The Treasury said it expects its debt needs to moderate but remain elevated, after borrowing a staggering $2.753 trillion in the second quarter.
“Treasury continues to face unprecedented borrowing needs as a result of the federal response to COVID-19,” Brian Smith, Treasury’s deputy assistant secretary for federal finance, said on a conference call.
The Treasury will sell $48 billion in three-year notes, $38 billion in 10-year notes and $26 billion in 30-year bonds next week as part of its quarterly refunding.
It said on Monday that it plans to borrow $947 billion in the third quarter, about $270 billion more than it previously estimated for the July-September period.
The federal agency will use “long-term issuance as a prudent means of managing its maturity profile and limiting potential future issuance volatility,” Smith said in a release.
As Treasury increases auction sizes, it will have larger increases in 7-year, 10-year, 20-year and 30-year notes and bonds, he said.
Treasury has been raising extra money to fund trillions of dollars in coronavirus-related economic aid allocated by Washington.
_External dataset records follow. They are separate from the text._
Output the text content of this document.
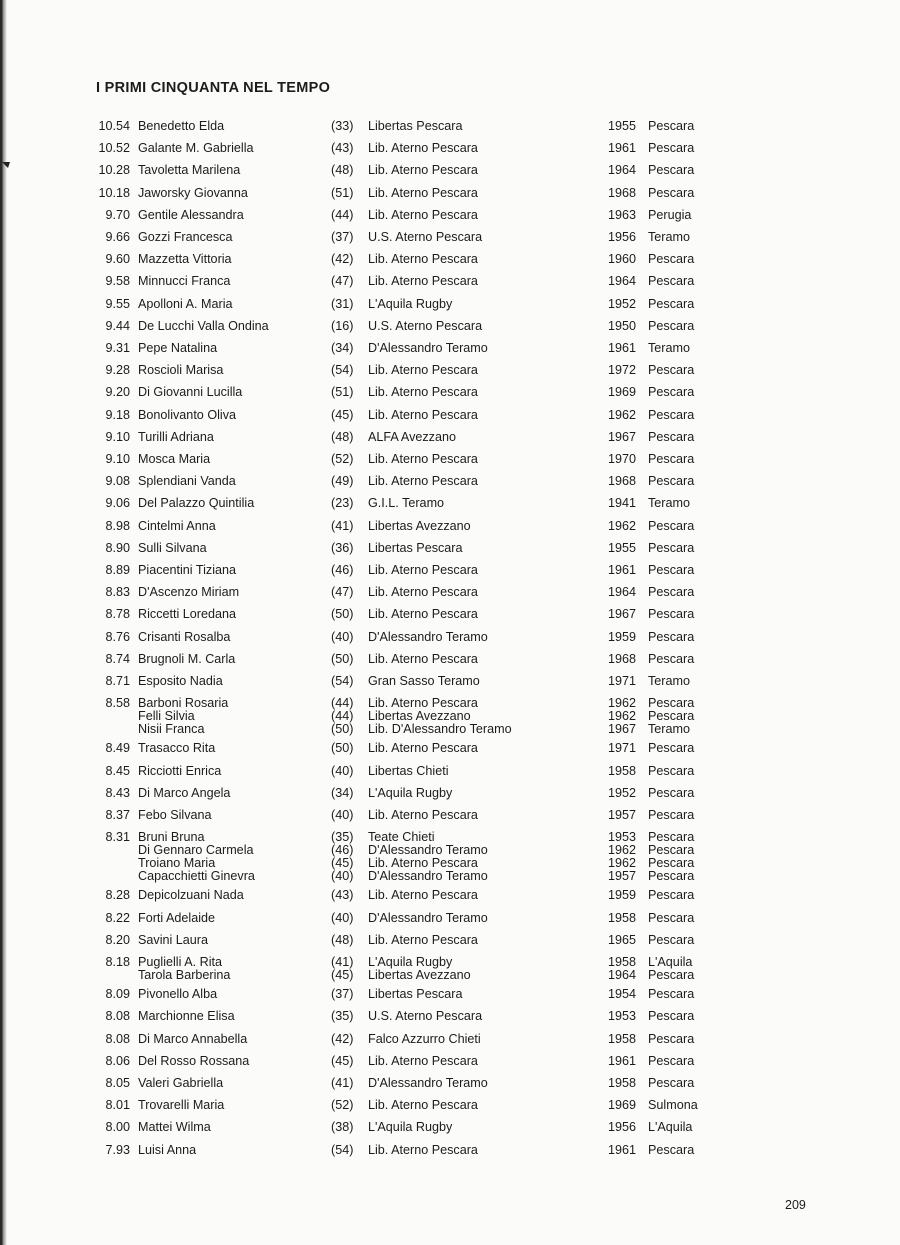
I PRIMI CINQUANTA NEL TEMPO
10.54 Benedetto Elda	(33) Libertas Pescara	1955 Pescara
10.52 Galante M. Gabriella	(43) Lib. Aterno Pescara	1961 Pescara
10.28 Tavoletta Marilena	(48) Lib. Aterno Pescara	1964 Pescara
10.18 Jaworsky Giovanna	(51) Lib. Aterno Pescara	1968 Pescara
9.70 Gentile Alessandra	(44) Lib. Aterno Pescara	1963 Perugia
9.66 Gozzi Francesca	(37) U.S. Aterno Pescara	1956 Teramo
9.60 Mazzetta Vittoria	(42) Lib. Aterno Pescara	1960 Pescara
9.58 Minnucci Franca	(47) Lib. Aterno Pescara	1964 Pescara
9.55 Apolloni A. Maria	(31) L'Aquila Rugby	1952 Pescara
9.44 De Lucchi Valla Ondina	(16) U.S. Aterno Pescara	1950 Pescara
9.31 Pepe Natalina	(34) D'Alessandro Teramo	1961 Teramo
9.28 Roscioli Marisa	(54) Lib. Aterno Pescara	1972 Pescara
9.20 Di Giovanni Lucilla	(51) Lib. Aterno Pescara	1969 Pescara
9.18 Bonolivanto Oliva	(45) Lib. Aterno Pescara	1962 Pescara
9.10 Turilli Adriana	(48) ALFA Avezzano	1967 Pescara
9.10 Mosca Maria	(52) Lib. Aterno Pescara	1970 Pescara
9.08 Splendiani Vanda	(49) Lib. Aterno Pescara	1968 Pescara
9.06 Del Palazzo Quintilia	(23) G.I.L. Teramo	1941 Teramo
8.98 Cintelmi Anna	(41) Libertas Avezzano	1962 Pescara
8.90 Sulli Silvana	(36) Libertas Pescara	1955 Pescara
8.89 Piacentini Tiziana	(46) Lib. Aterno Pescara	1961 Pescara
8.83 D'Ascenzo Miriam	(47) Lib. Aterno Pescara	1964 Pescara
8.78 Riccetti Loredana	(50) Lib. Aterno Pescara	1967 Pescara
8.76 Crisanti Rosalba	(40) D'Alessandro Teramo	1959 Pescara
8.74 Brugnoli M. Carla	(50) Lib. Aterno Pescara	1968 Pescara
8.71 Esposito Nadia	(54) Gran Sasso Teramo	1971 Teramo
8.58 Barboni Rosaria	(44) Lib. Aterno Pescara	1962 Pescara
Felli Silvia	(44) Libertas Avezzano	1962 Pescara
Nisii Franca	(50) Lib. D'Alessandro Teramo	1967 Teramo
8.49 Trasacco Rita	(50) Lib. Aterno Pescara	1971 Pescara
8.45 Ricciotti Enrica	(40) Libertas Chieti	1958 Pescara
8.43 Di Marco Angela	(34) L'Aquila Rugby	1952 Pescara
8.37 Febo Silvana	(40) Lib. Aterno Pescara	1957 Pescara
8.31 Bruni Bruna	(35) Teate Chieti	1953 Pescara
Di Gennaro Carmela	(46) D'Alessandro Teramo	1962 Pescara
Troiano Maria	(45) Lib. Aterno Pescara	1962 Pescara
Capacchietti Ginevra	(40) D'Alessandro Teramo	1957 Pescara
8.28 Depicolzuani Nada	(43) Lib. Aterno Pescara	1959 Pescara
8.22 Forti Adelaide	(40) D'Alessandro Teramo	1958 Pescara
8.20 Savini Laura	(48) Lib. Aterno Pescara	1965 Pescara
8.18 Puglielli A. Rita	(41) L'Aquila Rugby	1958 L'Aquila
Tarola Barberina	(45) Libertas Avezzano	1964 Pescara
8.09 Pivonello Alba	(37) Libertas Pescara	1954 Pescara
8.08 Marchionne Elisa	(35) U.S. Aterno Pescara	1953 Pescara
8.08 Di Marco Annabella	(42) Falco Azzurro Chieti	1958 Pescara
8.06 Del Rosso Rossana	(45) Lib. Aterno Pescara	1961 Pescara
8.05 Valeri Gabriella	(41) D'Alessandro Teramo	1958 Pescara
8.01 Trovarelli Maria	(52) Lib. Aterno Pescara	1969 Sulmona
8.00 Mattei Wilma	(38) L'Aquila Rugby	1956 L'Aquila
7.93 Luisi Anna	(54) Lib. Aterno Pescara	1961 Pescara
209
As of Tuesday, White House negotiators were trying to reach a deal with congressional Democrats to extend relief measures including unemployment benefits, liability protections for businesses and a moratorium on evictions.
Borrowing has spiked far above the quarterly record set during the 2008 financial crisis.
A declining economic outlook has driven down U.S Treasury yields across the curve to record or near-record lows, helping raise equity prices and lower borrowing costs.